9 Recommendations to Reduce Multiple Infusion Risk

At a recent meeting of the AAMI Healthcare Technology Safety Institute, researchers from the University of Toronto released a report that provides nine specific recommendations to reduce the risks associated with multiple intravenous infusions.

Multiple IV infusions are prone to a variety of errors, including mix-ups of infusion lines, bags and pumps. Such errors can lead to medication errors and serious patient harm.
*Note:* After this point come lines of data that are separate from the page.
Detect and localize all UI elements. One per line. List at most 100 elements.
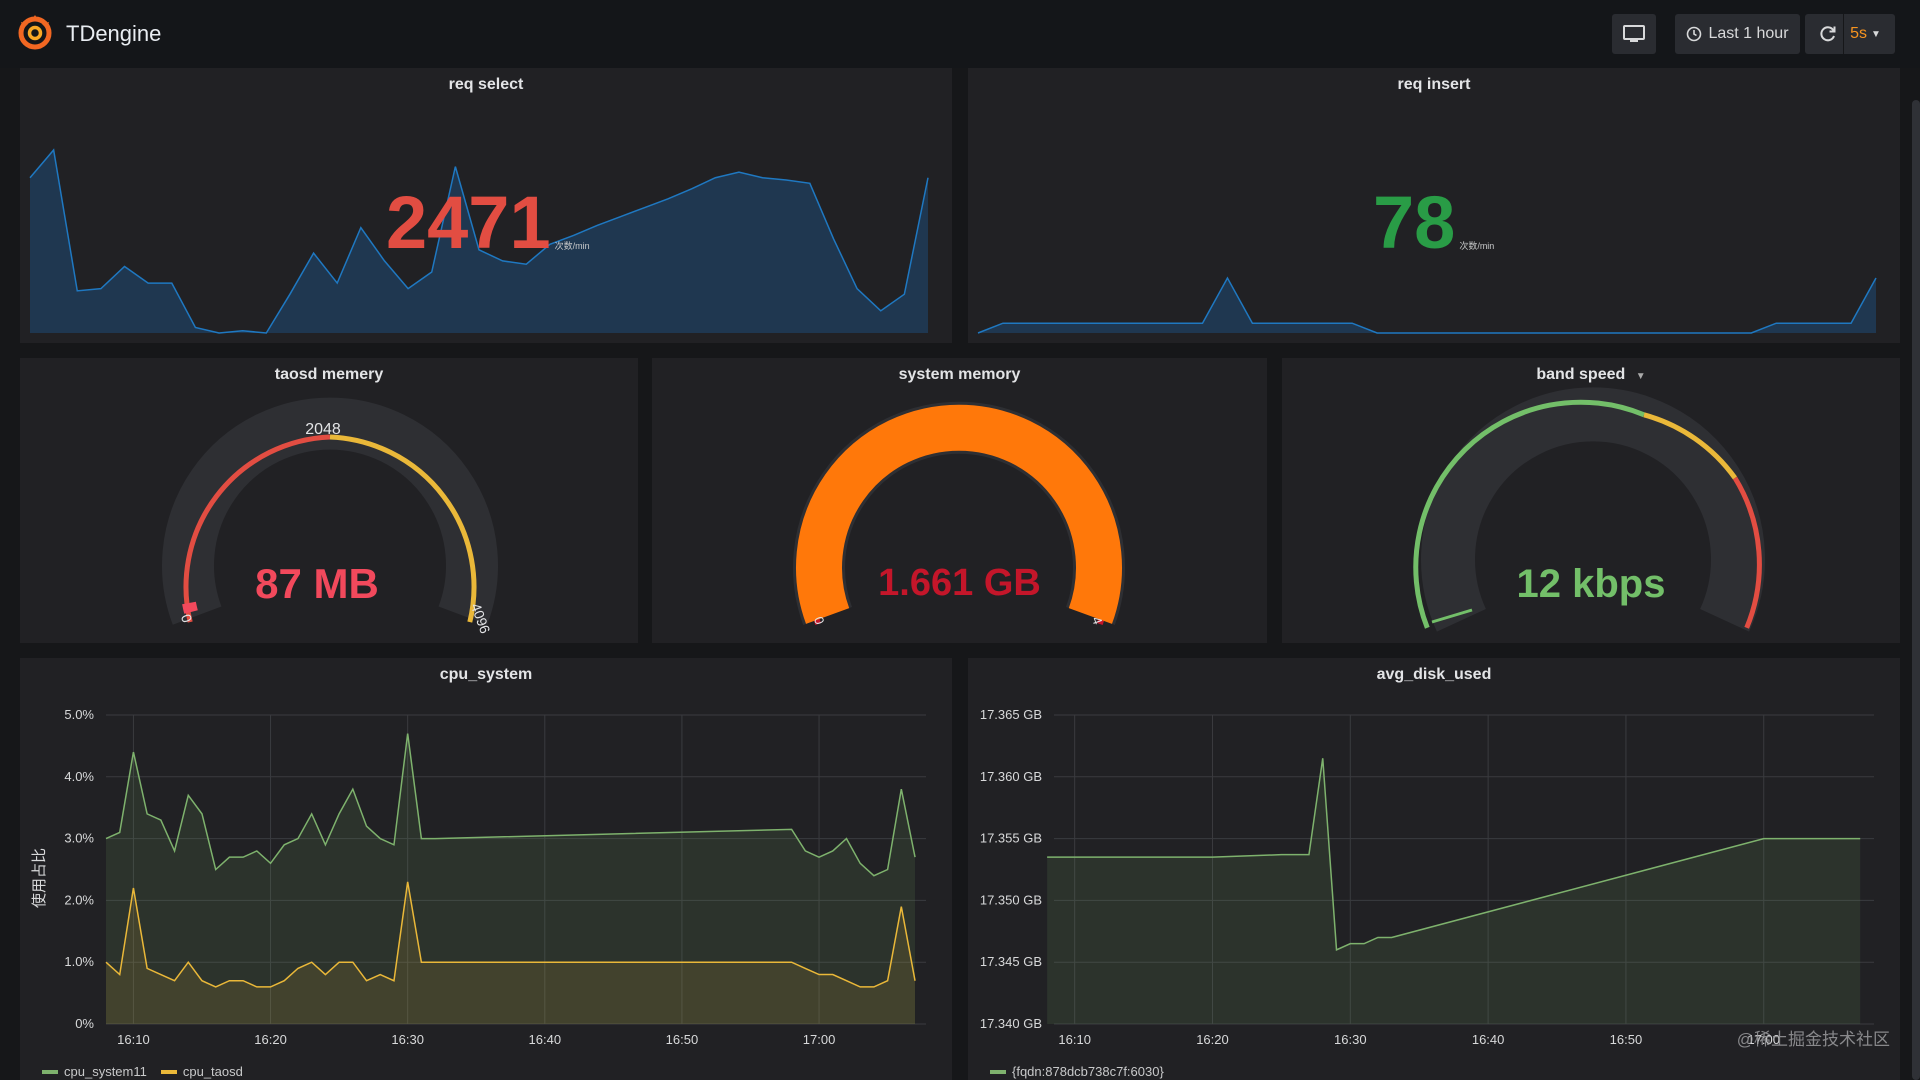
sparkline-line xyxy=(977,276,1877,334)
y-tick-label: 1.0% xyxy=(64,954,94,969)
clock-icon xyxy=(1687,26,1702,42)
x-tick-label: 17:00 xyxy=(803,1032,836,1047)
y-tick-label: 17.345 GB xyxy=(980,954,1042,969)
x-tick-label: 16:50 xyxy=(666,1032,699,1047)
gauge-threshold-yellow xyxy=(1643,412,1738,480)
legend-swatch xyxy=(160,1069,177,1074)
series-area xyxy=(1047,758,1861,1024)
refresh-icon[interactable] xyxy=(1819,25,1837,43)
req-insert-value: 78 xyxy=(1373,181,1456,264)
x-tick-label: 16:40 xyxy=(1472,1032,1505,1047)
req-insert-stat: 78 次数/min xyxy=(1373,186,1494,260)
gauge-threshold-green xyxy=(1413,399,1645,629)
x-tick-label: 16:20 xyxy=(1196,1032,1229,1047)
sparkline-area xyxy=(978,278,1876,333)
top-navbar: TDengine Last 1 hour 5s ▼ xyxy=(0,0,1920,68)
y-tick-label: 4.0% xyxy=(64,769,94,784)
chart-legend: {fqdn:878dcb738c7f:6030} xyxy=(990,1064,1164,1079)
panel-title[interactable]: req select xyxy=(448,76,524,93)
panel-req-select: req select 2471 次数/min xyxy=(20,68,952,343)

UT researchers conducted fieldwork and experimental research to determine the risks of multiple IV infusions and established nine recommendations to improve safety in specific areas, including secondary infusions, line identification, line set-up and removal and IV bolus administration.

 



The nine recommendations are as follows:

1.    At the beginning of a secondary infusion, ensure that the primary infusion is inactive (no drip visible) and the secondary is active (drip visible).
2.    A continuous infusion that carries the risk of significant patient harm must be administered as a primary infusion — never a secondary infusion.
3.    To prevent tubing mix-up, attach all secondary infusions to primary infusion sets with a back-check valve.
4.    Gowns with snaps, ties or Velcro on the shoulders and sleeves should be used.
5.    For emergency medication infusions, label associated primary tubing as the emergency medication line at the injection port closest to the patient.
6.    Multiple IV infusions should be set up one at a time and as completely as possible (this includes mechanical set-up and pump operation).
7.    Use multiport or multi-lead connectors rather than multiple three-way stopcocks to join multiple IV infusions in a single line.
8.    A bolus should only be administered via the primary continuous infusion pump if the dose parameters are programmed by the clinician into the pump, without changing the primary infusion parameters. Avoid manually increasing the infusion rate to administer a bolus of a primary continuous infusion.
9.    Hard upper limits should be set by hospitals for as many high-alert medications as possible to prevent the administration of a bolus by manually increasing the primary flow rate.